To de-stem, just wiggle the stem until it comes loose, then it pretty much pops out. Sprinkled with some crushed red pepper flakes, they baked at 400 degrees for 10 minutes. There was some leftover crab mixture, which I told my dad to make into crab cakes the next day.
Next came something simple and healthy, which would please all. A Middle Eastern restaurant in Boardman serves a fantastic chicken pita pizza that I enjoy, which is also pretty healthy. It's grilled chicken with a honey Dijon mustard-type sauce and scallions on toasted pita bread.

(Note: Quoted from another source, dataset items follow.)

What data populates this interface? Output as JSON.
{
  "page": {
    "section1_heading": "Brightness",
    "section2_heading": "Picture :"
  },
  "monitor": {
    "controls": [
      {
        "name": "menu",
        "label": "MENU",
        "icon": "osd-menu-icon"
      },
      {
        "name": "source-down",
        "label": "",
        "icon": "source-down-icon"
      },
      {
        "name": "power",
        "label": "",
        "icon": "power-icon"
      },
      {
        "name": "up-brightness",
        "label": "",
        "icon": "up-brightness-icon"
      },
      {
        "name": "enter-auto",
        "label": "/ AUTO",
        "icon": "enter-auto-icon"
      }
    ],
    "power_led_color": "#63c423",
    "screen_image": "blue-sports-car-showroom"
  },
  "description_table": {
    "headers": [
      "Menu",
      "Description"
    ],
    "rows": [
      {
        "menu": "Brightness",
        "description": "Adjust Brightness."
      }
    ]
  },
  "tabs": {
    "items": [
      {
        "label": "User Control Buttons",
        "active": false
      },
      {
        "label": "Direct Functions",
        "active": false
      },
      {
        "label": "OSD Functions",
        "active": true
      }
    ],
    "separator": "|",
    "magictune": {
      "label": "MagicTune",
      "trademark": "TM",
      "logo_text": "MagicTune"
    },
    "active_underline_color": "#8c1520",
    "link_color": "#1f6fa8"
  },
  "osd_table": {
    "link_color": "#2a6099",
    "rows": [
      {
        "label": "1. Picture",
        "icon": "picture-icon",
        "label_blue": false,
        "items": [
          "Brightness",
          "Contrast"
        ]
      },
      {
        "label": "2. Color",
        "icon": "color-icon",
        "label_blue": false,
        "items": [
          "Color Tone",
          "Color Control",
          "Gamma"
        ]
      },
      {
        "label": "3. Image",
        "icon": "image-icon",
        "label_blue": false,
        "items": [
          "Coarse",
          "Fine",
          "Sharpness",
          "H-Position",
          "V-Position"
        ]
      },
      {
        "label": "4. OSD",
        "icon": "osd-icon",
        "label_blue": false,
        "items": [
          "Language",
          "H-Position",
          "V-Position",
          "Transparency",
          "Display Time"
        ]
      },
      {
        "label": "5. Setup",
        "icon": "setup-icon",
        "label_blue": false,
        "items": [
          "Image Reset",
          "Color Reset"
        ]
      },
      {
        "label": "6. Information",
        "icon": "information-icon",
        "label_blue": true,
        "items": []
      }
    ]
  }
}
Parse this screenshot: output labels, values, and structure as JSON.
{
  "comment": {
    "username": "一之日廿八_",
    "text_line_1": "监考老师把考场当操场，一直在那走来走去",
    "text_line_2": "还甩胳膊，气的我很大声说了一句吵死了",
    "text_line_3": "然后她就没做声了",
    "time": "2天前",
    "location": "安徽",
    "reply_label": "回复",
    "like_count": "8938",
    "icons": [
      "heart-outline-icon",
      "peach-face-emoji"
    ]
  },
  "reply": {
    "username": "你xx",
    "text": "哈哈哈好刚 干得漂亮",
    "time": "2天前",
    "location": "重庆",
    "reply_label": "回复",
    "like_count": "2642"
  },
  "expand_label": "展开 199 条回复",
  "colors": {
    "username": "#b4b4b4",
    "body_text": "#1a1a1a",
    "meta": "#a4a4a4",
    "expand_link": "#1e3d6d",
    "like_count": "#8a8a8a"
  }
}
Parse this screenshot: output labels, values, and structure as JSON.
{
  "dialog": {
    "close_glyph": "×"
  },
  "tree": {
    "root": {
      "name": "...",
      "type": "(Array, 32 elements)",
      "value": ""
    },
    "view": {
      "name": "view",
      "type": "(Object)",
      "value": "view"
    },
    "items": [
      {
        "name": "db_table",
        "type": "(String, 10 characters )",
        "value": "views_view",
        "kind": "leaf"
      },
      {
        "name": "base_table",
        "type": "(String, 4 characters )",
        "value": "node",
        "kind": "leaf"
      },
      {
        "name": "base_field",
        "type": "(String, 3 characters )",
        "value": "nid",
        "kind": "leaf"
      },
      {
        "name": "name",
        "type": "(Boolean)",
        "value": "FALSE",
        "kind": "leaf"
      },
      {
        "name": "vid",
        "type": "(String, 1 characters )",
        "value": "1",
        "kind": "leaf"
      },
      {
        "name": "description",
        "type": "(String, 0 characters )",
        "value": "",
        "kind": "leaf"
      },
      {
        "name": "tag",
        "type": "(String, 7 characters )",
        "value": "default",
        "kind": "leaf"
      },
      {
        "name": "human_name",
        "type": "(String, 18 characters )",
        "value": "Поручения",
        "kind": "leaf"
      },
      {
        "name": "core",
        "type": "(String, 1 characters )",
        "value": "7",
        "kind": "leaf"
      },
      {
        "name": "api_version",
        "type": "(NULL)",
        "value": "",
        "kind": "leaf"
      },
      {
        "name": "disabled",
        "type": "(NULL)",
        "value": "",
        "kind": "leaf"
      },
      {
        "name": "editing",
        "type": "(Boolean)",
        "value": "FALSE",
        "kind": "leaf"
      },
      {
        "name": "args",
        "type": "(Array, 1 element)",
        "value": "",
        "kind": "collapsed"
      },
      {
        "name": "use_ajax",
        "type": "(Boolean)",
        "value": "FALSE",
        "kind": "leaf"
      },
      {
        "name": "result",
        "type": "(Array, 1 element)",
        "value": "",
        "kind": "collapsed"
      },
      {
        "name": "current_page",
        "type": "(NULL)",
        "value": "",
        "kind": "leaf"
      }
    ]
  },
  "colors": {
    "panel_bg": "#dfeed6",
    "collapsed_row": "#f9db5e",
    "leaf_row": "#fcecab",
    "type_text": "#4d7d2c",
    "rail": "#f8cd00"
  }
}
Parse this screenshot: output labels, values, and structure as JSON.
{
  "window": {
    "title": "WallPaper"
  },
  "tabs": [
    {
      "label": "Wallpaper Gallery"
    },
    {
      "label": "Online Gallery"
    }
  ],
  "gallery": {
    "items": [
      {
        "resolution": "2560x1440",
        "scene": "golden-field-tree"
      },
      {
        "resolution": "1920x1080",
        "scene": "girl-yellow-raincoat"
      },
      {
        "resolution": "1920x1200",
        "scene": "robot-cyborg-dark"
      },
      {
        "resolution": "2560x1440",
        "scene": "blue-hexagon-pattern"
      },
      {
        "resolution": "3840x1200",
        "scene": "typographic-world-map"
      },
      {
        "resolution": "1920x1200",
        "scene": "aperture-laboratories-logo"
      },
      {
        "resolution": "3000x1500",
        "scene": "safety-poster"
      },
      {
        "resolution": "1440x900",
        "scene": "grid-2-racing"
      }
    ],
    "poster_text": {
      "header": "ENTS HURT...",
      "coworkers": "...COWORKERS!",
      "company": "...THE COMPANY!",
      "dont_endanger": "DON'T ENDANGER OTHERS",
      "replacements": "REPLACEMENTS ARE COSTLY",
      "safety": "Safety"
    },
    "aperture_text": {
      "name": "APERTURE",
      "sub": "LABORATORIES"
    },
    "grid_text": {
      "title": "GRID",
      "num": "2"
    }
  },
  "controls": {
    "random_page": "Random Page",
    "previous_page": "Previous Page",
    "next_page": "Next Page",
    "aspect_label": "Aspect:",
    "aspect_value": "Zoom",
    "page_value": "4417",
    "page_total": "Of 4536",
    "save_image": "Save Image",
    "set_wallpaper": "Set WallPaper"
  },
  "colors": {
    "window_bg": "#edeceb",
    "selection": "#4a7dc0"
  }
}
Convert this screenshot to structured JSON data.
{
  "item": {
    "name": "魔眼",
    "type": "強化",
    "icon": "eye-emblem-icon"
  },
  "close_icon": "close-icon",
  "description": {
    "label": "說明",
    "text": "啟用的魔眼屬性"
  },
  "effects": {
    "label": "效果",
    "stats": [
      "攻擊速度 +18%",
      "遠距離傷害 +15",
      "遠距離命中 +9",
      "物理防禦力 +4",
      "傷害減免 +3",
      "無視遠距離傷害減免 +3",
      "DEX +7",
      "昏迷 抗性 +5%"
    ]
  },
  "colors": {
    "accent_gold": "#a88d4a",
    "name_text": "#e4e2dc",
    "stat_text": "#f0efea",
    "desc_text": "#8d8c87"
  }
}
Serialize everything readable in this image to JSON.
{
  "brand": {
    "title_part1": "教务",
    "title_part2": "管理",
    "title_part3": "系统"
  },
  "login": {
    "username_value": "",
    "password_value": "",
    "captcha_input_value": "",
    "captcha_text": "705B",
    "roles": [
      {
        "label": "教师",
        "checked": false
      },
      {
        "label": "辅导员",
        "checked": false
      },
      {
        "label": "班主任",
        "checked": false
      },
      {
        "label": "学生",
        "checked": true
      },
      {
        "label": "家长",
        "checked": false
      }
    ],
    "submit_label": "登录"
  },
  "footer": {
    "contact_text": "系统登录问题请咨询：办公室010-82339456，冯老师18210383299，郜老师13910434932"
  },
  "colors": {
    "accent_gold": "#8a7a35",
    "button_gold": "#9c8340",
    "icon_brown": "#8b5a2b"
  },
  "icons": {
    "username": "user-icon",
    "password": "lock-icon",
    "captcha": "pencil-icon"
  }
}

I copied this with some flavored low-fat whole-wheat pita wraps and fat-free honey Dijon salad dressing. The chicken can be grilled on an electric counter grill, or in a pan with a little olive oil. Just season with a sprinkle of salt and fresh-ground pepper. One pita can be cut in half, and the chicken drizzled in the dressing can be wrapped up inside.
Lastly, some dessert. For my mom's birthday, I made a New York-style crumb cake I saw in Bon Appetit, and it was amazing. The crumb topping was especially good. Since tapas desserts sometimes include almonds, I decided to prepare the crumb topping, flavored with some almond extract and chopped almonds, and bake it inside pastry shells.
Sounds plausible, right? But what sounds good in concept can sometimes backfire. I bought some frozen pastry dough (I don't have all day, people) and cut each sheet into 12 squares, and spooned the brown sugar crumb mixture onto each piece, then wrapped the sides around it to form a little shell. When baking, however, the shells began unwrapping until they were flat on the cookie sheet. While plain looking, it didn't affect the taste, which, after adding a dollop of maple syrup to the tops, was delicious.
By the time I was done in the kitchen, the family was eagerly awaiting some food. We cut my brother's bon voyage cake, and everyone dug in. The "kid who won't eat" chose instead to have one last Sunrise Pizza before going out to sea. The family enjoyed all of the dishes, and even though I was stuck in the kitchen and didn't get to visit, I enjoyed feeding them.